Improving Steering Vectors by Targeting Sparse Autoencoder Features

TL;DR

Addresses unpredictability in steering LLMs by grounding interventions in Sparse Autoencoder (SAE) features. Introduces SAE-Targeted Steering (SAE-TS), which learns a linear map from steering vectors to SAE effects to create targeted, low-off-target steering vectors. Trains a 50k-vector effect approximator to predict SAE feature changes and optimizes per-vector scaling to stay in a workable regime. Empirically, SAE-TS outperforms Contrastive Activation Addition (CAA) and direct SAE feature steering on most tasks across Gemma models, aided by an interactive EffectVis tool; limitations and future directions include safety-relevant steering and broader SAE architectures.

Abstract

To control the behavior of language models, steering methods attempt to ensure that outputs of the model satisfy specific pre-defined properties. Adding steering vectors to the model is a promising method of model control that is easier than finetuning, and may be more robust than prompting. However, it can be difficult to anticipate the effects of steering vectors produced by methods such as CAA [Panickssery et al., 2024] or the direct use of SAE latents [Templeton et al., 2024]. In our work, we address this issue by using SAEs to measure the effects of steering vectors, giving us a method that can be used to understand the causal effect of any steering vector intervention.
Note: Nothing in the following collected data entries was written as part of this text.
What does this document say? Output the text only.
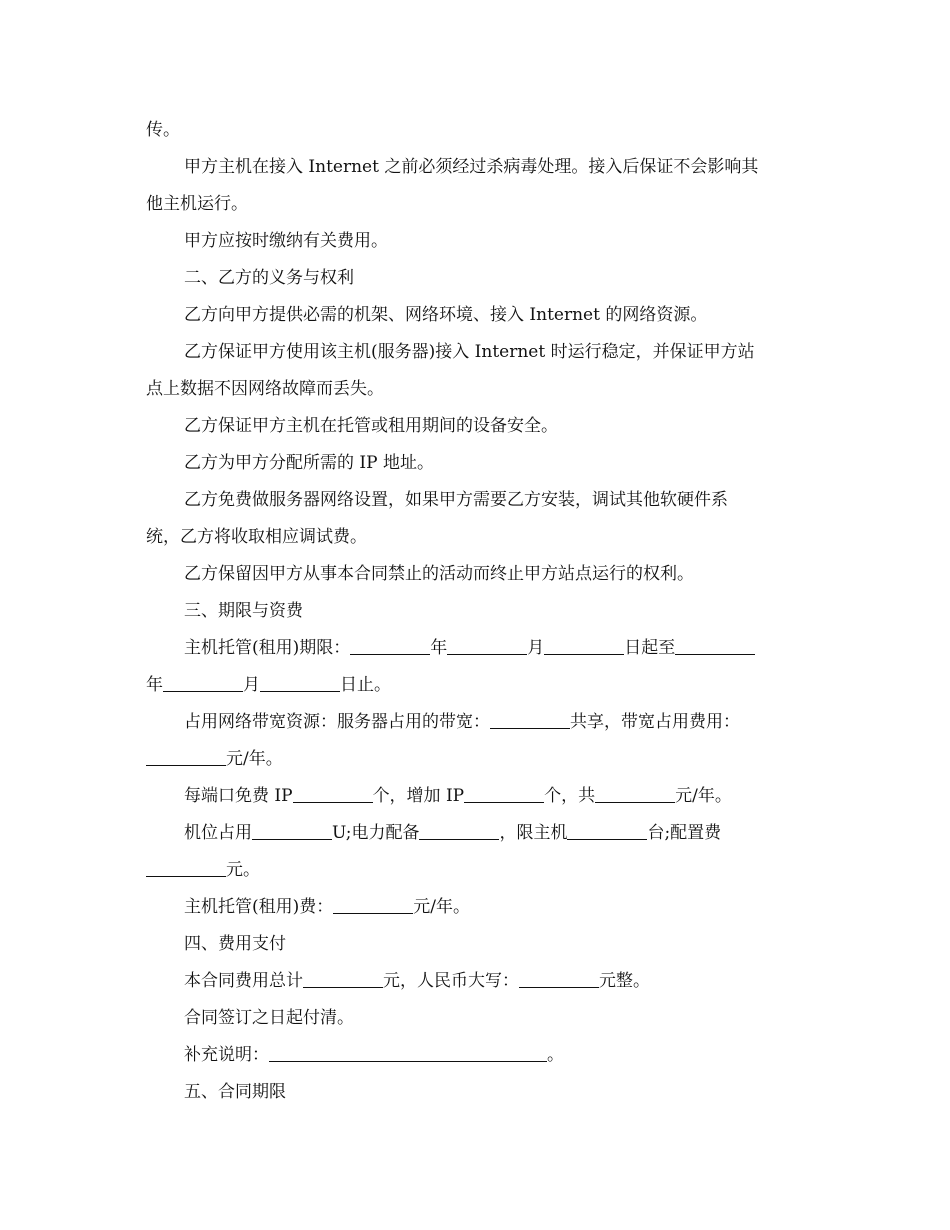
传。

甲方主机在接入 Internet 之前必须经过杀病毒处理。接入后保证不会影响其

他主机运行。

甲方应按时缴纳有关费用。

二、乙方的义务与权利

乙方向甲方提供必需的机架、网络环境、接入 Internet 的网络资源。

乙方保证甲方使用该主机(服务器)接入 Internet 时运行稳定，并保证甲方站

点上数据不因网络故障而丢失。

乙方保证甲方主机在托管或租用期间的设备安全。

乙方为甲方分配所需的 IP 地址。

乙方免费做服务器网络设置，如果甲方需要乙方安装，调试其他软硬件系

统，乙方将收取相应调试费。

乙方保留因甲方从事本合同禁止的活动而终止甲方站点运行的权利。

三、期限与资费

主机托管(租用)期限：	年	月	日起至

年	月	日止。

占用网络带宽资源：服务器占用的带宽：	共享，带宽占用费用：

元/年。

每端口免费 IP	个，增加 IP	个，共	元/年。

机位占用	U;电力配备	，限主机	台;配置费

元。

主机托管(租用)费：	元/年。

四、费用支付

本合同费用总计	元，人民币大写：	元整。

合同签订之日起付清。

补充说明：	。

五、合同期限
We use this method for measuring causal effects to develop an improved steering method, SAE-Targeted Steering (SAE-TS), which finds steering vectors to target specific SAE features while minimizing unintended side effects. We show that overall, SAE-TS balances steering effects with coherence better than CAA and SAE feature steering, when evaluated on a range of tasks.

Figures (8)

• Figure 1: Diagram showing the feature effects measurement method. We sample a steering vector (depicted here as to emphasise that it represents a mixture of concepts), and steer the model by adding it to the residual stream activations at layer 12. We use this steered model to generate text completions starting from a prompt (e.g. "<BOS>Last night"). These completions are then fed back through the model up to layer 12, where the activations are passed through a Sparse Autoencoder (SAE) and averaged to measure feature effects. The linear approximator is trained on pairs of steering vectors and their measured feature effects to predict effects for new steering vectors.
• Figure 2: Plots showing Behavioral, Coherence, and Behavioral*Coherence scores for the London and Wedding tasks at varying steering scales.
• Figure 3: Plots showing Behavioral*Coherence score for the CAA, SAE, and SAE-TS steering methods on all 9 tasks. We see that SAE-TS is superior to the other two methods on 7 of the 9 tasks across a wide range of steering scales.
• Figure 4: Interface overview for EffectVis. Available at https://effectvis.vercel.app/
• Figure 5: Coherence score when steering with the bias component of SAE-TS, compared to steering with random vectors. Steering with random vectors behaves as expected: Coherence score stays flat at first, then goes down gradually. However, when we steer with the bias term ($-\bm{Mb}$), Coherence score rises, peaking at 0.72 at scale 60, then drops off rapidly.